Un long moment, il tenta de se faire entendre, pour finalement comprendre que pour cette journée, c'était peine perdue. Quand il lâcha l'affaire et changea de sujet, elle se leva, l'envoûta d'un regard et ils s'embrassèrent. L'après-midi passa à une vitesse folle, c'est sur un petit nuage qu'il se dirigea vers son domaine.

Peu désireux de rencontrer du monde, il dirigea ses pas vers la forêt, où il rencontra Brise-Mains occupé à préparer du bois pour l'hiver. Le précédent avait été rude, les réserves demandaient à être refaites.

  • S-s-sa-sa-sa... lut...
  • Bonjour Thomas.
  • T... tu... tu-tu-tu... es le... le.. n-n-nouveau cop... ain d-d-de Ba... thilde.
  • En effet.

Brise-Mains coupa d'un geste sa bûche en deux, planta la hache dans la souche qui ne supporterait plus tant de violence bien longtemps et détailla le prétendant en silence.
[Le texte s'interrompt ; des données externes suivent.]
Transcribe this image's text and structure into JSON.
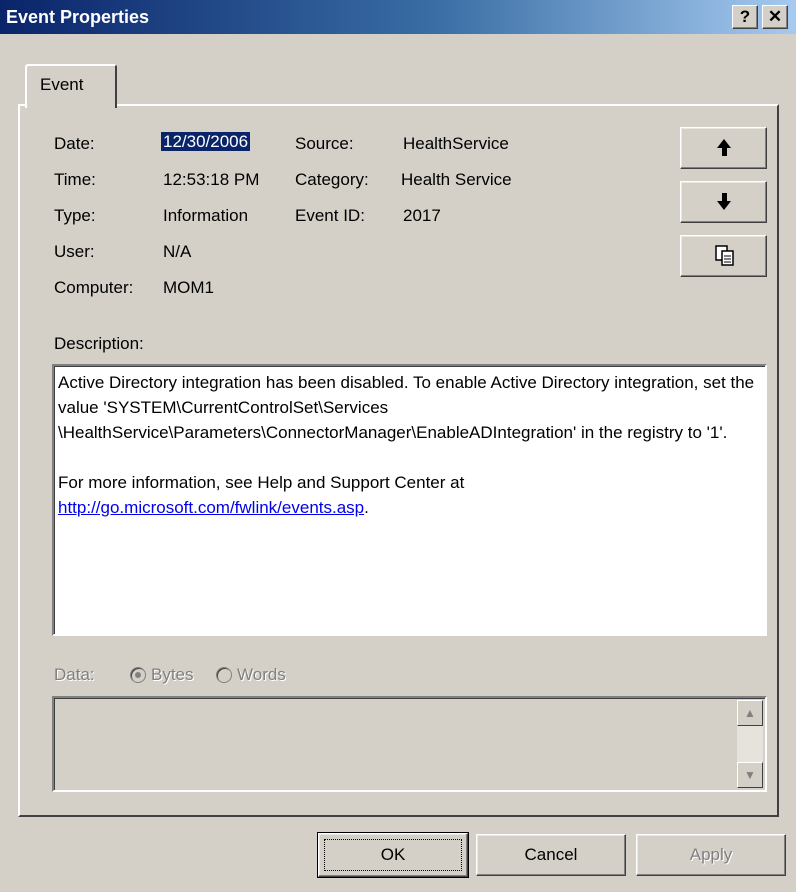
{
  "window": {
    "title": "Event Properties",
    "help_glyph": "?",
    "close_glyph": "✕"
  },
  "tabs": [
    {
      "label": "Event"
    }
  ],
  "fields": {
    "date_label": "Date:",
    "date_value": "12/30/2006",
    "time_label": "Time:",
    "time_value": "12:53:18 PM",
    "type_label": "Type:",
    "type_value": "Information",
    "user_label": "User:",
    "user_value": "N/A",
    "computer_label": "Computer:",
    "computer_value": "MOM1",
    "source_label": "Source:",
    "source_value": "HealthService",
    "category_label": "Category:",
    "category_value": "Health Service",
    "eventid_label": "Event ID:",
    "eventid_value": "2017"
  },
  "nav_buttons": {
    "up_glyph": "🡅",
    "down_glyph": "🡇",
    "copy_icon": "copy-icon"
  },
  "description": {
    "label": "Description:",
    "line1": "Active Directory integration has been disabled.  To enable Active Directory integration, set the value 'SYSTEM\\CurrentControlSet\\Services \\HealthService\\Parameters\\ConnectorManager\\EnableADIntegration' in the registry to '1'.",
    "line2": "For more information, see Help and Support Center at",
    "link": "http://go.microsoft.com/fwlink/events.asp",
    "link_suffix": "."
  },
  "data_section": {
    "label": "Data:",
    "bytes_label": "Bytes",
    "words_label": "Words",
    "selected": "Bytes"
  },
  "footer": {
    "ok_label": "OK",
    "cancel_label": "Cancel",
    "apply_label": "Apply"
  },
  "colors": {
    "title_bar": "#0a246a",
    "face": "#d4d0c8",
    "selection": "#0a246a",
    "link": "#0000ee"
  }
}
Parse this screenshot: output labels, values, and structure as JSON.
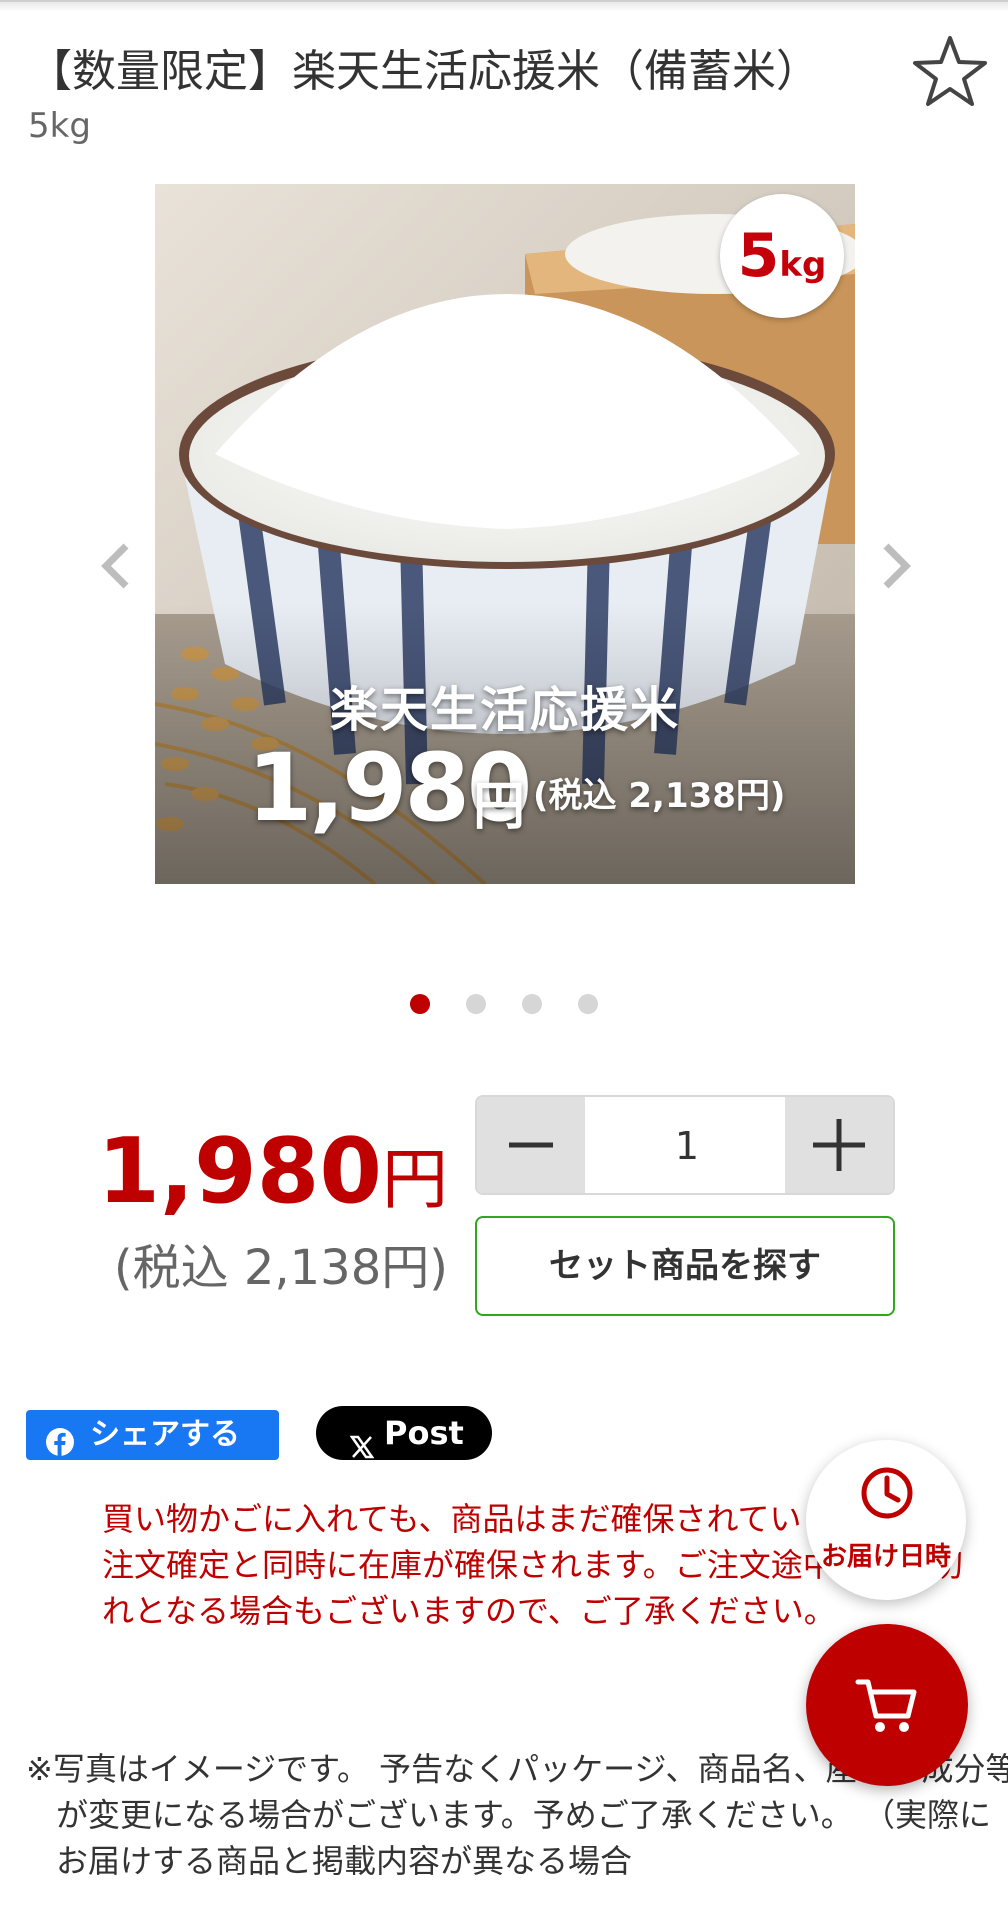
{
  "product": {
    "title": "【数量限定】楽天生活応援米（備蓄米）",
    "subtitle": "5kg"
  },
  "image": {
    "overlay_title": "楽天生活応援米",
    "overlay_price": "1,980",
    "overlay_yen": "円",
    "overlay_tax": "(税込 2,138円)",
    "badge_number": "5",
    "badge_unit": "kg",
    "slide_count": 4,
    "active_slide": 1
  },
  "price": {
    "amount": "1,980",
    "yen": "円",
    "tax_included": "(税込 2,138円)"
  },
  "quantity": {
    "value": "1"
  },
  "buttons": {
    "set_search": "セット商品を探す",
    "facebook_share": "シェアする",
    "x_post": "Post"
  },
  "notice": "買い物かごに入れても、商品はまだ確保されていません。ご注文確定と同時に在庫が確保されます。ご注文途中に在庫切れとなる場合もございますので、ご了承ください。",
  "disclaimer": "※写真はイメージです。 予告なくパッケージ、商品名、産地、成分等が変更になる場合がございます。予めご了承ください。 （実際にお届けする商品と掲載内容が異なる場合",
  "fab": {
    "delivery_label": "お届け日時"
  },
  "colors": {
    "accent_red": "#bf0000",
    "set_button_border": "#33a51f",
    "facebook_blue": "#1877f2",
    "x_black": "#000000"
  }
}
Au terme de son analyse, il haussa les épaules.

  • Je te paraîs acceptable dans ta famille ?

Thomas lui répondit par une moue sceptique, avant d'acquiescer.

  • Et... p-p-p-pouuuur... la tienne ?
  • Je serais loin d'être le premier à conduire la personne que j'aime à l'annoblissement.

Thomas le soumit en silence à une nouvelle analyse. De nouveau, il acquiesça. Adelin s'assura alors qu'ils étaient bien seuls, avant de se pencher vers lui et de demander d'un ton incertain :

  • Dis... elle a eu... enfin, elle a connu...

Avec ses doigts, Brise-mains signa dix-neuf. Adelin se décomposa. Ceci, auprès des siens passerait difficilement et risquait fort de le discréditer hors du domaine. Il maudit son appartenance à la noblesse. Tout aurait été bien plus simple s'il avait fait partie du peuple, ou de la basse noblesse d'où venaient les siens. Leur ascension... cela devenait de plus en plus évident que tôt ou tard, il causerait leur chute. Sa mise à l'écart de la vie mondaine les protégeait plutôt bien pour le moment, et ils n'organisaient rien sur leurs terres, mais... Son amour pour Bathilde ne risquait pas d'améliorer les choses. S'ils voulaient rester ensemble, elle allait devoir changer, pas pour lui, mais pour respecter des siècles de travail familial. À moins qu'il ne renonce à son nom ? La prochaine fois qu'il la verrait, il lui en parlerait.